Energiekostenzuschuss ist reiner Industriekostenzuschuss
Dabei wäre im EU-Beihilferahmen aber sehr wohl eine Unterstützung für alle Unternehmen möglich, die mit einem außergewöhnlichen, starken Anstieg der Erdgas- und Strompreise kämpfen. Mit rund 4-5 Prozent Anteil am gesamten österreichischen Energieverbrauch zählen auch die Lebensmittelhändler defacto zu den energieintensiven Betrieben.

"Der Energiekostenzuschuss ist in Österreich leider ein reiner Industriekostenzuschuss. Den Großteil der Händler von den staatlichen Unterstützungen auszuschließen, geht komplett am Ziel vorbei, die Wettbewerbsfähigkeit unserer Wirtschaft zu stärken und die Nahversorgung im Land sicherzustellen", sagt Handelsverband-Geschäftsführer Rainer Will. "Wir hören ständig, dass jeder zweite Euro in der Exportwirtschaft erwirtschaftet wird. Das ist schon richtig, aber jeder erste Euro wird hierzulande im Handel, im Gewerbe und im Dienstleistungssektor erwirtschaftet. Darauf darf die Bundesregierung nicht vergessen!"

Unzählige Klein- und Mittelbetriebe des Lebensmittelhandels stehen an der Kippe
Durch den drohenden Wegfall von Nahversorgern entstehen irreversible Schäden für die Stadt- und Ortskerne in allen Regionen. Überlebt der Nahversorger nicht, fallen in der Folge auch Non-Food-Händler, Gastro- und Dienstleistungsbetriebe weg, die von der Frequenz gelebt haben. Der HV appelliert deshalb schon seit Monaten an die Bundesregierung, ähnliche Förderregime wie in Italien oder Frankreich zu nutzen, um unsere Stadt- und Ortskerne zu retten. Mit Blick auf 2023 ist es zudem essenziell, den EU-Beihilferahmen auszuweiten.

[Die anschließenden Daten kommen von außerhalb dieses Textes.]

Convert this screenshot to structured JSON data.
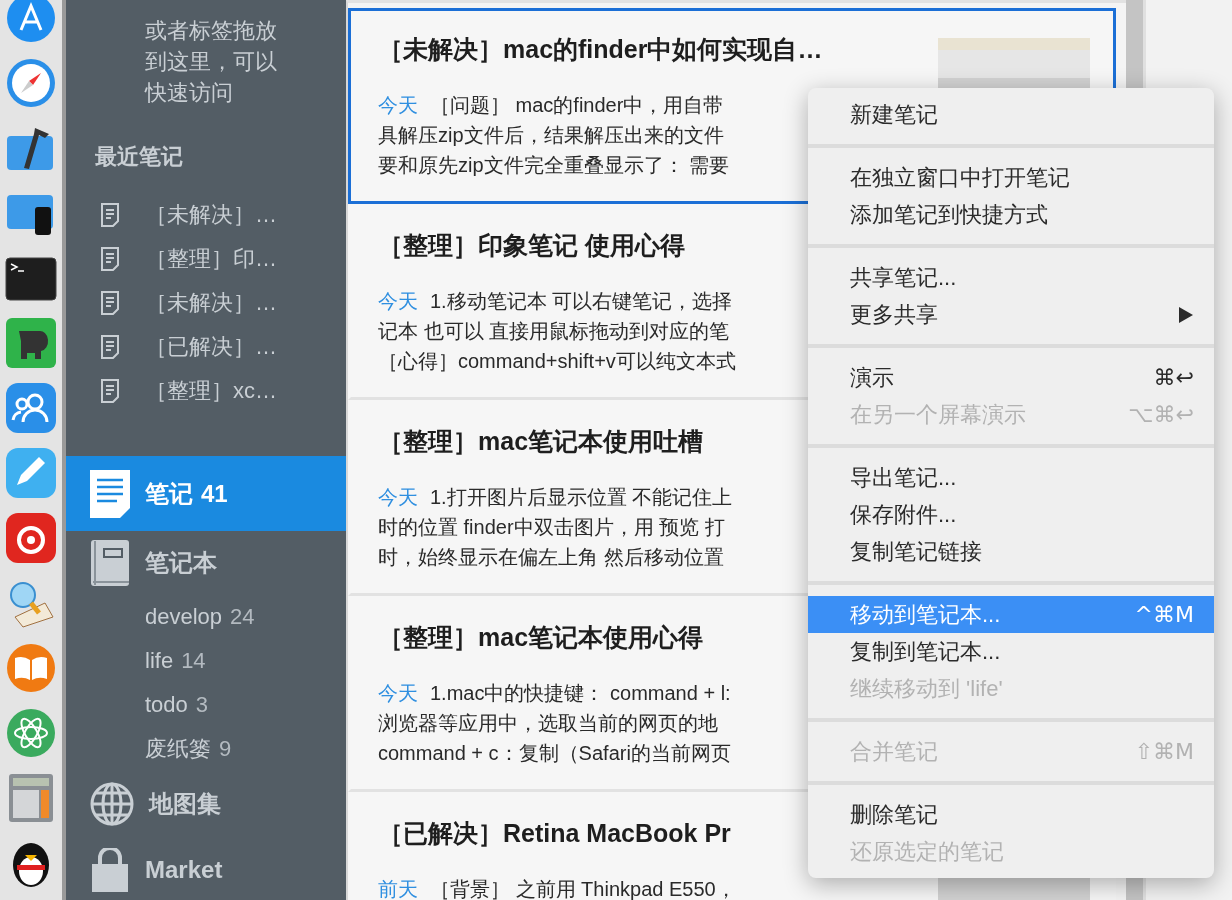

"Unzählige Klein- und Mittelbetriebe des Lebensmittelhandels stehen an der Kippe. Ohne nachhaltige staatliche Unterstützung in den nächsten Monaten gehen all diese Unternehmen unwiederbringlich verloren. Damit wird das Erreichen der Ziele, den Selbstversorgungsgrad mit Lebensmitteln und die Resilienz der Lebensmittelversorgung in Österreich in allen Bereichen zu steigern, verunmöglicht", so Handelssprecher Will.